Palacios D, Caraballo E, Tanaka H, et al.
J Urol 2020 Jul;204(1):42-49
DOI: 10.1097/JU.0000000000000797

Abstract

Purpose

Loss of renal function remains a major limitation of radical nephrectomy. The extent of renal functional compensation by the preserved kidney after radical nephrectomy has not been adequately studied in this elderly population with comorbidities.

Materials and Methods

A total of 273 patients treated with radical nephrectomy without end stage renal disease with available preoperative nuclear renal scans were included in the analysis. Renal functional compensation was defined as percent change in estimated glomerular filtration rate of the preserved kidney after radical nephrectomy. Estimated glomerular filtration rate was calculated by the Chronic Kidney Disease-Epidemiology Collaboration formula up to 5 years postoperatively.
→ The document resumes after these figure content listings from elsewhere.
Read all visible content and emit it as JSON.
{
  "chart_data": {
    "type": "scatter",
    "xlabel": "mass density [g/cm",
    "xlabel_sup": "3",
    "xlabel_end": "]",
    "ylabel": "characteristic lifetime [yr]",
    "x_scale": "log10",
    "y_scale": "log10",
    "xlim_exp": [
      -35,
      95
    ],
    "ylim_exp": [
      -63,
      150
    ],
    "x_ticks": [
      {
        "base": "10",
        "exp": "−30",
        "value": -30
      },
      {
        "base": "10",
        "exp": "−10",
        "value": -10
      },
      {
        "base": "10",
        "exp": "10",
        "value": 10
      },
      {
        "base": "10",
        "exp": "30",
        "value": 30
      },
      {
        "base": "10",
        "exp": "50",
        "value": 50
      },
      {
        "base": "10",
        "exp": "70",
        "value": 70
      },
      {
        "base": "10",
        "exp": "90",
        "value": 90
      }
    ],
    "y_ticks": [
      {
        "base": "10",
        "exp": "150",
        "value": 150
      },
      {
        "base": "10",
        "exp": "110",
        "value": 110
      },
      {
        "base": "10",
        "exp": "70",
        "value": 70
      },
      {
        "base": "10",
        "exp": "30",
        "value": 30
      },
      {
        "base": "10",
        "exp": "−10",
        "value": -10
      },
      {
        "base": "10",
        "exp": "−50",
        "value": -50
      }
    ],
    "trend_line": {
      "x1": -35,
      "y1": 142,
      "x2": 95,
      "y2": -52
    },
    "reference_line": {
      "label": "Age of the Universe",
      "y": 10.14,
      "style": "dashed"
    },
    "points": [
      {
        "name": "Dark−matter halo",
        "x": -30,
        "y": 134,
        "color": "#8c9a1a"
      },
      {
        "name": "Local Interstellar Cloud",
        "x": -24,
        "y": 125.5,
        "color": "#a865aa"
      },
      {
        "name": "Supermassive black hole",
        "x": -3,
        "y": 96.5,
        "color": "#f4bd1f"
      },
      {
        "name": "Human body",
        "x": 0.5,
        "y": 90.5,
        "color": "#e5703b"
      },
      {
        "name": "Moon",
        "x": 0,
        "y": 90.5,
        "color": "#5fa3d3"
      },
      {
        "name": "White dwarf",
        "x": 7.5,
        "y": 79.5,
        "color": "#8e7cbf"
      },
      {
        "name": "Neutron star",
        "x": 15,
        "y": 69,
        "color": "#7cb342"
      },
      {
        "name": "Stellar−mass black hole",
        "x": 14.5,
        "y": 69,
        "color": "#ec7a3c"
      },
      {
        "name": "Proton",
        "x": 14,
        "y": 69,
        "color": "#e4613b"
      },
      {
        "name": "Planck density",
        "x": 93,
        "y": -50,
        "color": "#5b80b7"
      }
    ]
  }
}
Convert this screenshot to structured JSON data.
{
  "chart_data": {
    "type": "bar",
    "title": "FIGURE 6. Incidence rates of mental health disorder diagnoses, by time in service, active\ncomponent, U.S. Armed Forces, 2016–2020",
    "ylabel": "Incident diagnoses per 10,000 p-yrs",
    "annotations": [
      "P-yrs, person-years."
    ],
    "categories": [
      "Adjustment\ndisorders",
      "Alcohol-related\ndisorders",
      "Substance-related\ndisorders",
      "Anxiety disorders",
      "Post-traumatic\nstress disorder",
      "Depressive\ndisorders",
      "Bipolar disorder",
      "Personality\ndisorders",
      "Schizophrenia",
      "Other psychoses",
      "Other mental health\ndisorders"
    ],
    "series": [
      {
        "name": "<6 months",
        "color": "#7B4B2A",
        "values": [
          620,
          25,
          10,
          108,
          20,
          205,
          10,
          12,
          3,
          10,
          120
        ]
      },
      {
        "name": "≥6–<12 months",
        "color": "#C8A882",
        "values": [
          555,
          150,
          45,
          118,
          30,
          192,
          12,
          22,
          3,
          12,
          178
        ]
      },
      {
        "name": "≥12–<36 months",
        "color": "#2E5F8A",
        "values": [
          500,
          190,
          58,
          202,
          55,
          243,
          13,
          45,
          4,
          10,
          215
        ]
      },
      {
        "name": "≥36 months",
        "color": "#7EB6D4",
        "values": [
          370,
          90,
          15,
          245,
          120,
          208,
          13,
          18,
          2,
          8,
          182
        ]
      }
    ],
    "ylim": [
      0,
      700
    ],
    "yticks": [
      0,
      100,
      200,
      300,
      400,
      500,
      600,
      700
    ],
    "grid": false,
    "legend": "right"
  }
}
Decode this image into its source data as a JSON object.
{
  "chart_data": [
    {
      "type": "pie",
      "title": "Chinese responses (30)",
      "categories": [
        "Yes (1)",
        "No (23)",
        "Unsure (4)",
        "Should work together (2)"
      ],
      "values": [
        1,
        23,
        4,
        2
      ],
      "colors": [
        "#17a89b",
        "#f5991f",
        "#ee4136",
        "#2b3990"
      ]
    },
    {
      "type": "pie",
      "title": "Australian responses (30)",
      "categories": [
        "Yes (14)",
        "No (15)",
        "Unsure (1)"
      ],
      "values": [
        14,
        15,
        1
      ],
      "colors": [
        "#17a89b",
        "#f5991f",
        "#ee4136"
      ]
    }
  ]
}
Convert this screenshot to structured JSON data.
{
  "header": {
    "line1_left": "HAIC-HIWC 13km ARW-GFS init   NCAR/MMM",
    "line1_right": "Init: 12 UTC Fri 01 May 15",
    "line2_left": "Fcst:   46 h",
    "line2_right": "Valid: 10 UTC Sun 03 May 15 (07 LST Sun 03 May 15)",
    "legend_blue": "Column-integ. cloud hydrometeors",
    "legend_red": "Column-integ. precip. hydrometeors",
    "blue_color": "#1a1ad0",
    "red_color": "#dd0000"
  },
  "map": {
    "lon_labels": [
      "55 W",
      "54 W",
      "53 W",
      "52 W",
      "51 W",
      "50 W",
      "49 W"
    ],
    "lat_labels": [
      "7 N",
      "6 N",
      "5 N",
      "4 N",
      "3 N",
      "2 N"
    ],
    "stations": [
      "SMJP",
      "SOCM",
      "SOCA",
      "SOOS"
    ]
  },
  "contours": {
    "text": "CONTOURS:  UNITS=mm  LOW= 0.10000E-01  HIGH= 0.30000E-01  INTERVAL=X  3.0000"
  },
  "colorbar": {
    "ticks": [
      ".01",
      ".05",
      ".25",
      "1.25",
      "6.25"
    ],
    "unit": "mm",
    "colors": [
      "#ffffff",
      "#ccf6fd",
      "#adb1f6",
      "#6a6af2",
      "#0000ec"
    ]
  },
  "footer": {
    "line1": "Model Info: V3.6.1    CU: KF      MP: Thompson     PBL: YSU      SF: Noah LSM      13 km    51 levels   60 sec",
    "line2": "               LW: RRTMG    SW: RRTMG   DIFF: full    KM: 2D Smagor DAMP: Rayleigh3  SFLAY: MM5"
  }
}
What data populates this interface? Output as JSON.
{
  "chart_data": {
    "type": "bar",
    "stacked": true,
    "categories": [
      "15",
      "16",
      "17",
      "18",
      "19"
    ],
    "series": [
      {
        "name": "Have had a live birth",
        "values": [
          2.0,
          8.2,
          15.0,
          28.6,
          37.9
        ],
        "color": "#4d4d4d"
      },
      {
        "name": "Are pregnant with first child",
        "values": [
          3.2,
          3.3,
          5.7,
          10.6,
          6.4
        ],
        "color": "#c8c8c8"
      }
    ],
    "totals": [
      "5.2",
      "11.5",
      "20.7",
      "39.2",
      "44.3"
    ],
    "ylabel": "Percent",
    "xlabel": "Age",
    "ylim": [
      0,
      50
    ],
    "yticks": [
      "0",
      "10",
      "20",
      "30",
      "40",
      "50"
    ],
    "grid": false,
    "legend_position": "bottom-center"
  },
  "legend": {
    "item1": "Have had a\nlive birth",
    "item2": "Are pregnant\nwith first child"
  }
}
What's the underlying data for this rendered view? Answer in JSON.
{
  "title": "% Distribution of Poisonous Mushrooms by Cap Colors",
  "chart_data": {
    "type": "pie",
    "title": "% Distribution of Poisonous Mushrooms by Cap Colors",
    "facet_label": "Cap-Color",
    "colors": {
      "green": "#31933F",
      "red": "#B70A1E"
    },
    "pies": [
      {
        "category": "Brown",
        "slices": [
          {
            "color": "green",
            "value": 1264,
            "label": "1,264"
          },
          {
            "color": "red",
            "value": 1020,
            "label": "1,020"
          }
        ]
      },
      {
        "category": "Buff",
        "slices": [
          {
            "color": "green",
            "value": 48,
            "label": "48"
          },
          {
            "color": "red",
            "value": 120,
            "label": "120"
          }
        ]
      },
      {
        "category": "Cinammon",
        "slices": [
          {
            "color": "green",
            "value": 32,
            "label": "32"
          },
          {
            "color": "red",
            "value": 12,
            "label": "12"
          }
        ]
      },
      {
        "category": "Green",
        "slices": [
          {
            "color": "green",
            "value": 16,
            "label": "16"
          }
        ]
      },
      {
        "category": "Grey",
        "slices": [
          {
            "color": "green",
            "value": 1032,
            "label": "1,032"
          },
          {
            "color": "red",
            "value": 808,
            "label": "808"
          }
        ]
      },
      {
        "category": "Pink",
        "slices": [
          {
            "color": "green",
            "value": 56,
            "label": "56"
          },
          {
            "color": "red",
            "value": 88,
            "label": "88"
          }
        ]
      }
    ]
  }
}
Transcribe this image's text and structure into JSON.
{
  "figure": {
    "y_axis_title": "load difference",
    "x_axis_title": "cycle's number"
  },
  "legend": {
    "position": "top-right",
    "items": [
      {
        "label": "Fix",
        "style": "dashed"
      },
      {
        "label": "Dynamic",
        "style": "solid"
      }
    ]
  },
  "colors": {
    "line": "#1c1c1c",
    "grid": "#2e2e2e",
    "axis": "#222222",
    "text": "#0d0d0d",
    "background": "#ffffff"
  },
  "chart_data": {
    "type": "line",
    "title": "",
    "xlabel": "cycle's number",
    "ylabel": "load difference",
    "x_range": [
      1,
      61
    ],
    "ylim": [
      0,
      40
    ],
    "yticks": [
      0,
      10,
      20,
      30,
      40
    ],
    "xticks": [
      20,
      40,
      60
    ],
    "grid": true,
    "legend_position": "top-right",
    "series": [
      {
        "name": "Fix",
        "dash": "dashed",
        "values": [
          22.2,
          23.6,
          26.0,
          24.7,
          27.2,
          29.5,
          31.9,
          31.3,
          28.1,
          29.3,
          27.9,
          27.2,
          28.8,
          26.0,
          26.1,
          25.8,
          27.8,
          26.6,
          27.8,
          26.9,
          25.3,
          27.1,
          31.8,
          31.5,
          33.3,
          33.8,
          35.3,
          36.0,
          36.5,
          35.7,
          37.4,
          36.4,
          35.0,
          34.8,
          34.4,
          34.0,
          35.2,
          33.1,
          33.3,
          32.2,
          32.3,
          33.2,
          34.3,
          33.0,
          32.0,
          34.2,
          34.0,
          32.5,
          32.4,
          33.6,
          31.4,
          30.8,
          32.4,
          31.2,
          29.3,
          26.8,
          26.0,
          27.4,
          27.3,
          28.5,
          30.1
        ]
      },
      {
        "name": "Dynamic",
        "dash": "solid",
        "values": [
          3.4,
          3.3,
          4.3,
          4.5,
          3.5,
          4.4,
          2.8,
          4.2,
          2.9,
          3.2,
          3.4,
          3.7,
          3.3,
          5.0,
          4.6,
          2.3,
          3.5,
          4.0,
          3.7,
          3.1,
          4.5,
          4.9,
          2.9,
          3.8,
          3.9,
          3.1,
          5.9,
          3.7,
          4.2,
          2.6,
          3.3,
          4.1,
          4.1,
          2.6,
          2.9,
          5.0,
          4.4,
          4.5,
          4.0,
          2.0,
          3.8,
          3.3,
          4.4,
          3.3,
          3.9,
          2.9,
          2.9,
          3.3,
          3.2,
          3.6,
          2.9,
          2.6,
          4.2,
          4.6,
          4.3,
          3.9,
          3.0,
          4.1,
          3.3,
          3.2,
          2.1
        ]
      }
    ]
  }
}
Preoperative/postoperative parenchymal volumes of the preserved kidney were measured from cross-sectional imaging. Multiple regression was used to identify predictive factors for renal functional compensation.

Results

Median age was 67 years and 67% of the patients were male. Overall 70% had hypertension, 26% diabetes and 37% preexisting chronic kidney disease. Locally advanced (T3a or greater) tumors were found in 53% of cases. Renal functional compensation was observed at 2 weeks (median 10%) and increased during the first 3 months (median 26%) after radical nephrectomy. Functional stability was then observed to 5 years. Renal parenchymal volume increased a median of 10% at 3 to 12 months but in addition, the functional efficiency per unit of parenchymal volume also increased 8% (estimated glomerular filtration rate units/cm3 of parenchyma was 0.236 postoperatively vs 0.208 preoperatively, p=0.004). Age (-0.85, p <0.01), global preoperative estimated glomerular filtration rate (-0.28, p <0.01) and split renal function of the removed kidney (0.61, p <0.01) were independent predictors of renal functional compensation.

Conclusions

Percent renal functional compensation after radical nephrectomy is greater in younger patients, when preoperative estimated glomerular filtration rate is lower and when the removed kidney has more robust function. Increases in measurable parenchymal mass and functional efficiency contribute substantially to renal functional compensation.